About 65%, or $3.908 trillion, of
BlackRock’s assets were managed in lower-cost indexed strategies, including ETFs, as of Dec. 31, and 27% was actively managed. The balance of the firm’s assets is in cash or advisory strategies, the firm’s most recent earnings report shows.
The firm’s net revenue in the fourth quarter was $3.434 billion, down 4% from the quarter ended Sept. 30 and down 8.8% from the year-earlier quarter.
BlackRock is in the midst of mapping out what Mr Fink described on the earnings call as an “exciting collaboration” to expand the firm’s footprint in the defined contribution plan market.
Mr. Fink expressed strong optimism about the firm’s new partnership with Microsoft to address the growing retirement challenges in the U.S.

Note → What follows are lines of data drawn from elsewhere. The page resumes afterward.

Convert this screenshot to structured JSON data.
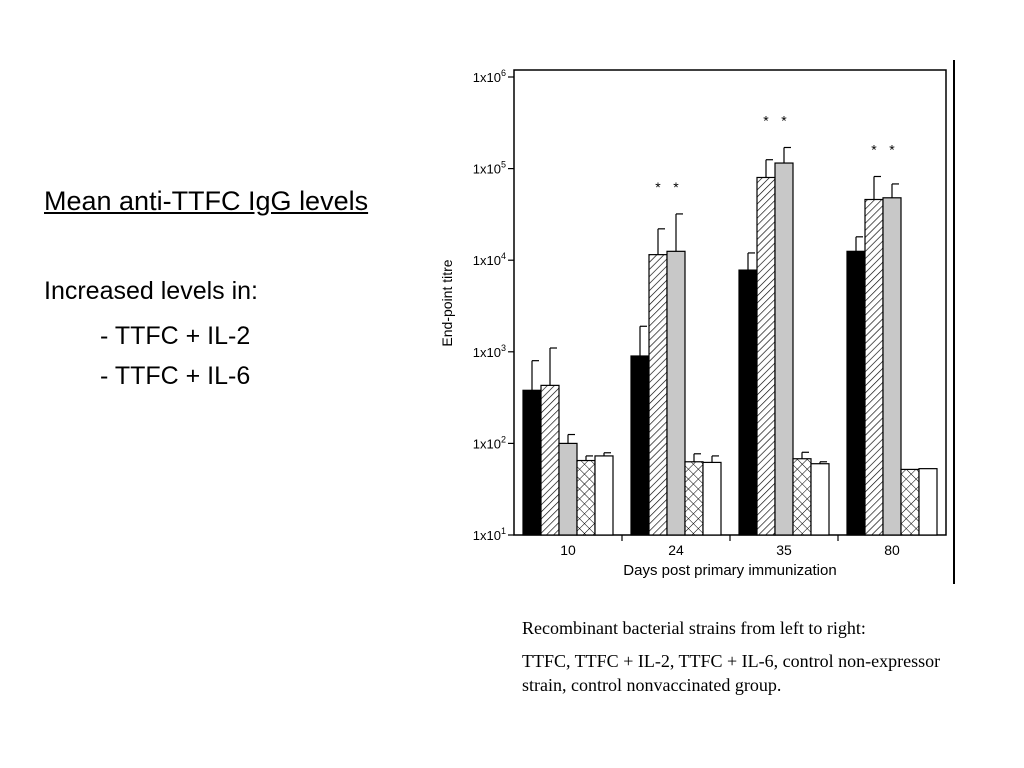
{
  "slide": {
    "title": "Mean anti-TTFC IgG levels",
    "intro": "Increased levels in:",
    "bullets": [
      "- TTFC + IL-2",
      "- TTFC + IL-6"
    ]
  },
  "caption": {
    "heading": "Recombinant bacterial strains from left to right:",
    "strains": "TTFC, TTFC + IL-2, TTFC + IL-6, control non-expressor strain, control nonvaccinated group."
  },
  "chart_data": {
    "type": "bar",
    "scale": "log",
    "xlabel": "Days post primary immunization",
    "ylabel": "End-point titre",
    "categories": [
      "10",
      "24",
      "35",
      "80"
    ],
    "ylim": [
      10,
      1000000
    ],
    "y_ticks": [
      {
        "value": 10,
        "label": "1x10",
        "exp": "1"
      },
      {
        "value": 100,
        "label": "1x10",
        "exp": "2"
      },
      {
        "value": 1000,
        "label": "1x10",
        "exp": "3"
      },
      {
        "value": 10000,
        "label": "1x10",
        "exp": "4"
      },
      {
        "value": 100000,
        "label": "1x10",
        "exp": "5"
      },
      {
        "value": 1000000,
        "label": "1x10",
        "exp": "6"
      }
    ],
    "series": [
      {
        "pattern": "solid-black",
        "values": [
          380,
          900,
          7800,
          12500
        ],
        "error_upper": [
          800,
          1900,
          12000,
          18000
        ]
      },
      {
        "pattern": "diagonal-hatch",
        "values": [
          430,
          11500,
          80000,
          46000
        ],
        "error_upper": [
          1100,
          22000,
          125000,
          82000
        ]
      },
      {
        "pattern": "solid-gray",
        "values": [
          100,
          12500,
          115000,
          48000
        ],
        "error_upper": [
          125,
          32000,
          170000,
          68000
        ]
      },
      {
        "pattern": "cross-hatch",
        "values": [
          65,
          63,
          68,
          52
        ],
        "error_upper": [
          73,
          77,
          80,
          null
        ]
      },
      {
        "pattern": "white",
        "values": [
          73,
          62,
          60,
          53
        ],
        "error_upper": [
          79,
          73,
          63,
          null
        ]
      }
    ],
    "significance": [
      {
        "category": "24",
        "series": [
          1,
          2
        ],
        "mark": "*"
      },
      {
        "category": "35",
        "series": [
          1,
          2
        ],
        "mark": "*"
      },
      {
        "category": "80",
        "series": [
          1,
          2
        ],
        "mark": "*"
      }
    ],
    "grid": false,
    "legend": "none"
  }
}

BlackRock and Microsoft announced the partnership in December, with little detail. Mr. Fink offered more information on the earnings call, noting that the deal combines “Microsoft’s technology strengths with
BlackRock’s investment capabilities to jointly explore next-generation retirement solutions. Our goal is simplifying the saving process and enabling people to make better investment decisions that lead to secure financial futures.”
Mr. Fink said
BlackRock will expand its defined contribution offerings for the firm’s existing institutional clients with technology that will help them better serve their employees.